Nous aurons aujourd’hui, et dans un avenir très proche, à poursuivre ce débat. L’avis du Gouvernement est le même que celui du rapporteur.
Je tiens à insister, monsieur Estrosi, sur la question des fiches S. Ces fiches, le ministre de l’intérieur l’a plusieurs fois rappelé, sont un outil de recueil de renseignements en vue de faciliter le déroulement du contrôle d’identité et les contrôles aux frontières. Cet outil permet de recueillir des signalements, des soupçons et des informations qu’il convient de recouper et de vérifier. Vous le savez.
On ne saurait donc faire de ces fiches un critère de condamnation. Je comprends d’autant mieux le questionnement qui est le vôtre qu’il s’est invité dans le débat public, malheureusement avec quelle force ! Nos compatriotes nous interrogent sur le sujet : l’ignorer serait absurde. Je le répète devant l’Assemblée nationale : on ne saurait faire de ces fiches un critère de condamnation et d’emprisonnement.
Du reste, vouloir le faire, ce serait condamner cet outil à très court délai – le ministre de l’intérieur aura l’occasion de revenir sur le sujet, y compris en soulignant l’avis des policiers eux-mêmes –, ce qui affaiblirait du même coup l’efficacité du renseignement antiterroriste. Or nous ne voulons pas desserrer les mailles du filet, lesquelles dépendent non seulement des signaux forts – les fiches S – mais aussi des signaux faibles, recueillis par le travail de la DGSE et de la DGSI comme par l’action du renseignement territorial.
En revanche, s’agissant des personnes dangereuses, que le ministre de l’intérieur appelle le haut du spectre, l’inscription dans les fiches S peut être accompagnée de mesures coercitives. Toutefois, le critère n’est pas que ces personnes soient inscrites au fichier des personnes recherchées, c’est que l’autorité administrative dispose, pour agir, de données suffisamment précises et solides pour tenir devant un magistrat administratif.

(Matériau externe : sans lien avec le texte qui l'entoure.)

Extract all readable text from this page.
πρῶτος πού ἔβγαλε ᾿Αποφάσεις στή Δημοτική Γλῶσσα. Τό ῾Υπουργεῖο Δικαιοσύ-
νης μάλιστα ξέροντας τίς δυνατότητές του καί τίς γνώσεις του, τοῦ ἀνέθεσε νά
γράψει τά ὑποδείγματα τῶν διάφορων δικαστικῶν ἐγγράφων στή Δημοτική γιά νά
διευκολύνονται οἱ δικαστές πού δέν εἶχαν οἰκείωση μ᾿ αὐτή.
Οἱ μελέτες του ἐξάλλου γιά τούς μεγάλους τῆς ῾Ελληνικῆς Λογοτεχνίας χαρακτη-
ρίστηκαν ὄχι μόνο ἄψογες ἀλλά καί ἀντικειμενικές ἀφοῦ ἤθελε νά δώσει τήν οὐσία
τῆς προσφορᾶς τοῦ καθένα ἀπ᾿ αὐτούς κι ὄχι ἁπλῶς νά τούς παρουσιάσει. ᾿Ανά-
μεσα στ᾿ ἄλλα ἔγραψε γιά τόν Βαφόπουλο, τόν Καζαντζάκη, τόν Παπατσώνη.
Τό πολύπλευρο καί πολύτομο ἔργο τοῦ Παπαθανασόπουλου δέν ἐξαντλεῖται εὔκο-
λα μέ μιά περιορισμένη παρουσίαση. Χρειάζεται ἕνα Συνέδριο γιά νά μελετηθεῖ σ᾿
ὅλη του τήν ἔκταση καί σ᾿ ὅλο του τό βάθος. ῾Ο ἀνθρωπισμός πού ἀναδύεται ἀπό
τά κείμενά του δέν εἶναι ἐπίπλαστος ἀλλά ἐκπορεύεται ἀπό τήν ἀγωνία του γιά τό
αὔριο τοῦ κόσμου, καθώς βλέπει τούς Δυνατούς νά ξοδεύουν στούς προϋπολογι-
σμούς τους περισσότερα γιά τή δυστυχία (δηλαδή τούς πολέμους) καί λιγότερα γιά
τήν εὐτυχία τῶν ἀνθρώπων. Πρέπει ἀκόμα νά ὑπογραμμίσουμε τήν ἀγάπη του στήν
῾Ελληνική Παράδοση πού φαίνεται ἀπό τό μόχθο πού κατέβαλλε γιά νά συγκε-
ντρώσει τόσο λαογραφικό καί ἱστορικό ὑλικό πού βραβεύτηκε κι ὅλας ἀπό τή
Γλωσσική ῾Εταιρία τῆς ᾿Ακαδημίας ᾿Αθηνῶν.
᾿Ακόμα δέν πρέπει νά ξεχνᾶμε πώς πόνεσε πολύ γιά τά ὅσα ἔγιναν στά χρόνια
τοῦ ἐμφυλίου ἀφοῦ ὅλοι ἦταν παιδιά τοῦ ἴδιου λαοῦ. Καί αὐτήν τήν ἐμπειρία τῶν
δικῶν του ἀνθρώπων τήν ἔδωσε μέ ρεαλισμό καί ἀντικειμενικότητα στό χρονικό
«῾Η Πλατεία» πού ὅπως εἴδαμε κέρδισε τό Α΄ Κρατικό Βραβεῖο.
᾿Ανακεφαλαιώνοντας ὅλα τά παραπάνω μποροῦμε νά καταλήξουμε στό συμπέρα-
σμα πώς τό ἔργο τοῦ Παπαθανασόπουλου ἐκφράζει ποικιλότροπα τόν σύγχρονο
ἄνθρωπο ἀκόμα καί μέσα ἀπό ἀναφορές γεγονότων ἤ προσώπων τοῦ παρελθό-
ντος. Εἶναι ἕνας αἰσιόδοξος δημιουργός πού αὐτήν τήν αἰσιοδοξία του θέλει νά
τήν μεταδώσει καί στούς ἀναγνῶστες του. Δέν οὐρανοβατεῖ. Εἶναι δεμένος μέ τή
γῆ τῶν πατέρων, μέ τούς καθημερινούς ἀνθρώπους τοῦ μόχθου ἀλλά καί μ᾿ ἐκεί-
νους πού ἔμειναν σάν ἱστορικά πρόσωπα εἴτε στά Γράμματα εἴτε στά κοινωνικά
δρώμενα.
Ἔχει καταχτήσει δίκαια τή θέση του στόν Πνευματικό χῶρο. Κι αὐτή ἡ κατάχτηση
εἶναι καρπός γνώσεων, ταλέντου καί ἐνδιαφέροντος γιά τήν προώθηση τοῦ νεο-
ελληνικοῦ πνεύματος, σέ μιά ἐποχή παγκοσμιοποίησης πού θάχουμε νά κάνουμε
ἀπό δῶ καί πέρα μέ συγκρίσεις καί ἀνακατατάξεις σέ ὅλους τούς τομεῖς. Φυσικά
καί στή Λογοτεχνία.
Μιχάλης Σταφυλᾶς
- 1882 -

C’est tout l’enjeu de la demande d’avis au Conseil d’État que nous allons formuler pour des raisons constitutionnelles et conventionnelles. J’ai déjà eu l’occasion de le souligner : nous pourrons avancer ensemble sur ce sujet.
Même si je mesure l’urgence – le mot fait partie de l’intitulé du projet de loi –, je vous demande de prendre le temps nécessaire pour agir efficacement à la fois par rapport au but de la fiche S et aux objectifs que nous nous fixons à l’égard du haut du spectre, c’est-à-dire en termes de dangerosité vis-à-vis de nos compatriotes.